La fiscalité des successions constitue un débat récurrent en France revenant de temps à autre sur le devant de la scène. Notre Président de la République vient d’annoncer, il y a quelques jours, qu’aucune réforme des droits de succession n’aurait lieu sous son mandat.

Pour rappel, les droits de succession en France varient en fonction du lien de parenté existant entre le défunt et ses héritiers. Le taux peut aller jusqu’à 60% en cas de succession entre non-parents.

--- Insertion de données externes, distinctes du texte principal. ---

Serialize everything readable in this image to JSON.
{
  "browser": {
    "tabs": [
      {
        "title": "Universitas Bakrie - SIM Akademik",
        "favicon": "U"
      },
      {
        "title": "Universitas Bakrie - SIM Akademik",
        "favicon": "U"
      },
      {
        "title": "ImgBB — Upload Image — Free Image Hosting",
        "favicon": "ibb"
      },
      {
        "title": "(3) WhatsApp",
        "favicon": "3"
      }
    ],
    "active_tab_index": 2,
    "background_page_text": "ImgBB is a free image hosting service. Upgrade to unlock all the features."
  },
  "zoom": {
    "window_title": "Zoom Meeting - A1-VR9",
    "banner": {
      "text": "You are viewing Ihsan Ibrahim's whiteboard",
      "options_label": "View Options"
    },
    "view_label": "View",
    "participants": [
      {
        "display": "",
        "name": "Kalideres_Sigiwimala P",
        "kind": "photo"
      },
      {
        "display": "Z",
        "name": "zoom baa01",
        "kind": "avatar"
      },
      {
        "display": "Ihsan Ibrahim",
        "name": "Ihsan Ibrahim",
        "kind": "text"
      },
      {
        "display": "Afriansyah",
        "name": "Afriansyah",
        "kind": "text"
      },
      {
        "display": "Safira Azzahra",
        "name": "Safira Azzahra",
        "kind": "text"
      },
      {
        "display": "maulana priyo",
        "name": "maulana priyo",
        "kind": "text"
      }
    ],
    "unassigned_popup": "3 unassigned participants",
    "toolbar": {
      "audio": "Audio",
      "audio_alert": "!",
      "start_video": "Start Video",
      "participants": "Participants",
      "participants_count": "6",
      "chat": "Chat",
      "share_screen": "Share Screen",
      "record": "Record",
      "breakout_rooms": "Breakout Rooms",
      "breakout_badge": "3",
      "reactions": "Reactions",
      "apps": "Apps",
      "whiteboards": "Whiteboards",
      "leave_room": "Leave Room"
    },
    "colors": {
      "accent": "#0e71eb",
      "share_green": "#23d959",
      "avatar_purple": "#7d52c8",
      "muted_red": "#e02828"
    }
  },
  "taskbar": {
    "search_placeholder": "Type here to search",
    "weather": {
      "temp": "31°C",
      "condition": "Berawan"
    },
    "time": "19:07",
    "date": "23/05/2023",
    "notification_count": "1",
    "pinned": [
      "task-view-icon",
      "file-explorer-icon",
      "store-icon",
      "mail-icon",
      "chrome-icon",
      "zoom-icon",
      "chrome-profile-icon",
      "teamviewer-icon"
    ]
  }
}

A l’opposé, le conjoint survivant ou le partenaire pacsé est exonéré de droits de succession depuis 2007.

S’agissant des successions en ligne directe, le taux des droits de succession est progressif, en fonction d’un barème de 5 à 45% (au-delà de 1 800 000 d’euros de patrimoine reçu par l’héritier). L’abattement applicable est de 100 000 euros.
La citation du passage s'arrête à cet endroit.